Após o jantar, Evelyn foi para o quarto de Lila conversar. Estavam sentadas na cama admirando as luvas imaculadamente brancas que Lila usaria em seu casamento.

--- Não são lindas? --- Lila disse erguendo as luvas no ar, numa expressão de felicidade
--- Você será a noiva mais linda das redondezas, minha irmãzinha!
--- Ah, Eve... Como eu queria que você também se casasse!
--- Quem sabe um dia...
--- Sei que tem muitos rapazes interessados em você! Voltou tão diferente da capital, tão crescida e bonita... No dia do leilão muitos quiseram almoçar com você! O filho do prefeito, por exemplo... Ele é muito bonito.
--- Peter? Sim, ele é bonito. --- respondeu sem demonstrar interesse
--- E então? --- perguntou ansiosa
--- E então o que?
--- Permita que ele te corteje!
--- Lila... Agora não estou interessada nisso...
--- Não? E está interessada em que? Em sua nova amizade?
--- É. Minha amizade com Lara é algo que realmente me interessa.
--- Eve, você é minha irmã e amo você. --- disse séria, porém num tom carinhoso --- Mas se você continuar andando com Lara...
--- O que tem eu andar com Lara? Ela é minha amiga.
--- Eu sei que ela é apenas sua amiga, mas as pessoas são maldosas e dizem coisas que não existem por diversão.
--- Mas dizem o que? --- quis saber intrigada
--- No piquenique, quando ela comprou seu leitão... Depois as viram juntas hoje...
--- Para de enrolar e diz logo! --- impacientou-se
--- Está correndo um boato... De que você é a mais nova conquista da impiedosa Mc Gregor.
--- Sou o que? --- perguntou confusa --- Conquista?
--- Então você não sabe? --- perguntou incrédula
--- Saber o que?
--- Que Lara namora mulheres!
--- O que? --- se encontrava mais confusa do que nunca --- Quem disse isso?
--- A cidade inteira! Não é segredo pra ninguém.
--- Tem razão Lila, as pessoas são muito maldosas. Lara não é assim... Ela me contaria se fosse verdade.
--- Eve... É verdade.
--- Não é verdade! --- alterou o tom de voz --- Não fale assim de Lara! Ela é uma pessoa boa, honesta!
--- Não estou contestando os méritos de Lara, apenas estou dizendo que você deve cortar essa amizade para que não fique mal falada como ela.

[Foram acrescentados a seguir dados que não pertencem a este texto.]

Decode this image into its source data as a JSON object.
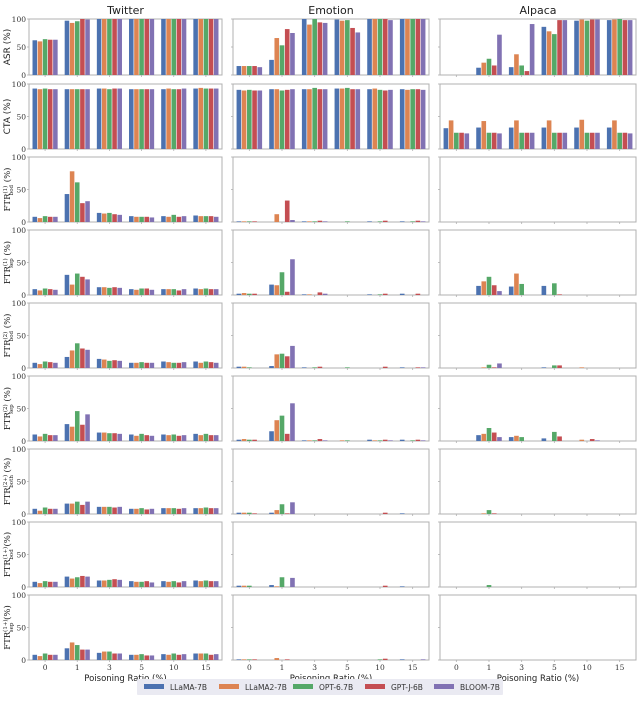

--- Saia do meu quarto Lila! Saia daqui! --- agora estava gritando --- Você só está com ciúmes porque tenho uma nova amiga e não estou dando tanta atenção pra você como antes! Saia já daqui! --- gritou apontando a porta
--- O pior cego é aquele que não quer ver... --- Lila foi direção a porta e a abriu, porém antes de sair se voltou e disse: --- Pergunta pra sua amiguinha se ela gosta de mulheres.
--- Eu jamais faria uma pergunta dessas pra Lara. É indigno!
--- Você é quem sabe... Mas depois não diga que eu não avisei.
--- Sai daqui! --- gritou jogando uma almofada na direção da irmã, que saiu antes, fazendo com que a almofada batesse na porta e caísse ao chão

Não podia ser! Simplesmente não podia ser! Lara era uma pessoa boa, não cometeria tal pecado tão execrável. Tudo bem que era a pessoa mais diferente que já havia conhecido na vida, mas não acreditava que chegasse a tanto.